Permanence et variations de la stratégie britannique (fin)
Dans l’histoire militaire du Royaume-Uni, 1914-1918 est quelque chose de bien plus singulier que 1939-1945. Le plus récent des conflits mondiaux a, en effet, retrouvé de nombreux traits du passé insulaire et maritime de la métropole britannique et de son empire. En les observant, on est tenté d’évoquer la guerre de Sept Ans de 1756-1763, avec ses théâtres d’opérations (Minorque, Canada, Antilles, Indes) séparés par les océans, et les batailles livrées sur le continent européen par les armées de coalitions parmi lesquelles les habits rouges comptaient peu. En dépit de nos habitudes de langage, c’est à cet affrontement-là qu’il faudrait réserver l’appellation de Première Guerre mondiale. Elle lui conviendrait mieux qu’à celui que l’historiographie officielle britannique nomme « Great War » et l’historiographie française « Grande Guerre ».
Où se battit-on, en effet, en 1914-1918 ? Sur mer, quelques rencontres initiales de croiseurs mises à part, dans la mer du Nord, à travers laquelle de lourdes escadres s’observaient, presque toujours à l’ancre : quel contraste avec les longues randonnées des Rodney et des Nelson ! Et même à l’apogée de la menace des sous-marins allemands, la lutte se déroula dans les eaux européennes.
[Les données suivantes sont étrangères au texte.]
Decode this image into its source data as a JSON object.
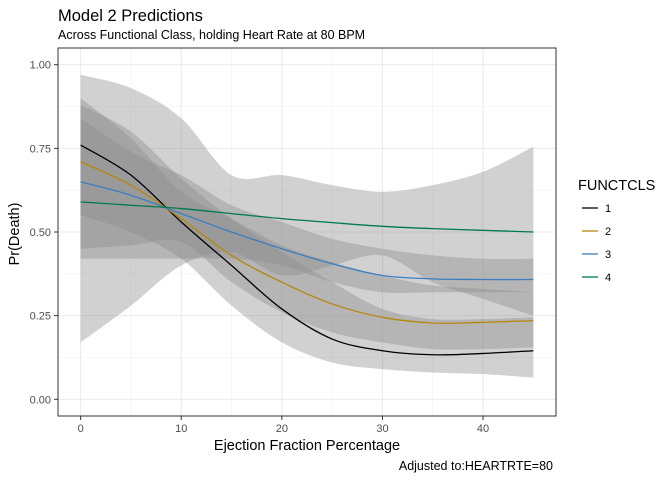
{
  "chart_data": {
    "type": "line",
    "title": "Model 2 Predictions",
    "subtitle": "Across Functional Class, holding Heart Rate at 80 BPM",
    "xlabel": "Ejection Fraction Percentage",
    "ylabel": "Pr(Death)",
    "caption": "Adjusted to:HEARTRTE=80",
    "xlim": [
      -2.25,
      47.25
    ],
    "ylim": [
      -0.05,
      1.05
    ],
    "x_ticks": [
      0,
      10,
      20,
      30,
      40
    ],
    "y_ticks": [
      0.0,
      0.25,
      0.5,
      0.75,
      1.0
    ],
    "y_tick_labels": [
      "0.00",
      "0.25",
      "0.50",
      "0.75",
      "1.00"
    ],
    "grid": true,
    "legend": {
      "title": "FUNCTCLS",
      "position": "right"
    },
    "confidence_band_color": "#8c8c8c",
    "x": [
      0,
      5,
      10,
      15,
      20,
      25,
      30,
      35,
      40,
      45
    ],
    "series": [
      {
        "name": "1",
        "color": "#000000",
        "values": [
          0.76,
          0.67,
          0.53,
          0.4,
          0.27,
          0.18,
          0.145,
          0.133,
          0.137,
          0.145
        ],
        "lower": [
          0.55,
          0.5,
          0.42,
          0.28,
          0.17,
          0.11,
          0.09,
          0.08,
          0.075,
          0.065
        ],
        "upper": [
          0.88,
          0.8,
          0.66,
          0.54,
          0.44,
          0.35,
          0.27,
          0.24,
          0.24,
          0.245
        ]
      },
      {
        "name": "2",
        "color": "#B8860B",
        "values": [
          0.71,
          0.64,
          0.54,
          0.43,
          0.35,
          0.285,
          0.245,
          0.228,
          0.23,
          0.235
        ],
        "lower": [
          0.45,
          0.46,
          0.47,
          0.35,
          0.26,
          0.2,
          0.17,
          0.15,
          0.15,
          0.155
        ],
        "upper": [
          0.9,
          0.78,
          0.62,
          0.54,
          0.46,
          0.41,
          0.37,
          0.34,
          0.33,
          0.32
        ]
      },
      {
        "name": "3",
        "color": "#3A7FC1",
        "values": [
          0.65,
          0.61,
          0.555,
          0.5,
          0.45,
          0.405,
          0.37,
          0.36,
          0.358,
          0.358
        ],
        "lower": [
          0.42,
          0.42,
          0.42,
          0.42,
          0.4,
          0.35,
          0.32,
          0.32,
          0.32,
          0.32
        ],
        "upper": [
          0.84,
          0.74,
          0.67,
          0.58,
          0.53,
          0.48,
          0.45,
          0.43,
          0.42,
          0.42
        ]
      },
      {
        "name": "4",
        "color": "#007A4D",
        "values": [
          0.59,
          0.58,
          0.57,
          0.555,
          0.54,
          0.528,
          0.517,
          0.51,
          0.505,
          0.5
        ],
        "lower": [
          0.17,
          0.28,
          0.4,
          0.44,
          0.37,
          0.4,
          0.43,
          0.35,
          0.3,
          0.25
        ],
        "upper": [
          0.97,
          0.93,
          0.84,
          0.67,
          0.67,
          0.64,
          0.62,
          0.64,
          0.68,
          0.755
        ]
      }
    ]
  }
}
Sur terre, il y eut front franco-belge, front italien, front de Serbie ou de Macédoine, front situé à l’ouest des régions vraiment russes, épisode de la presqu’île de Gallipoli, c’est-à-dire toujours la même partie du monde, l’Europe. Ajoutons-y la Palestine, la Mésopotamie, l’Arménie, et nous voici bien loin d’avoir ceinturé l’univers. Quant à la conquête des colonies allemandes, elle ne pesa en rien dans l’issue de la lutte et dans leur attribution finale aux vainqueurs. Au contraire, c’est bien devant Québec que s’était joué, en 1759, le sort de Québec, car si ses murailles avaient tenu, le traité de paix l’aurait laissée à la France.
En résumé, 1914-1918 ne fut un conflit mondial qu’en raison de la diversité d’origine des contingents que les Alliés et leur associé américain amenèrent au combat, du côté britannique dans les Flandres, en Artois, en Picardie, en quelques points du bassin de la Méditerranée. Canadiens, Australiens, Néo-Zélandais, Hindous, Afrikanders furent ainsi mêlés à la lutte, alors qu’aucune menace directe n’inquiétait leurs pays, remarque que l’on ne pourrait répéter pour 1989-1945. Il y a un demi-siècle, l’acheminement de leurs troupes fut une affaire de transport d’un type presque analogue à ce que connaît le temps de paix. Le problème militaire ne fut jamais là, même quand l’action des sous-marins ennemis eût pris l’ampleur qu’elle connut à partir de 1917.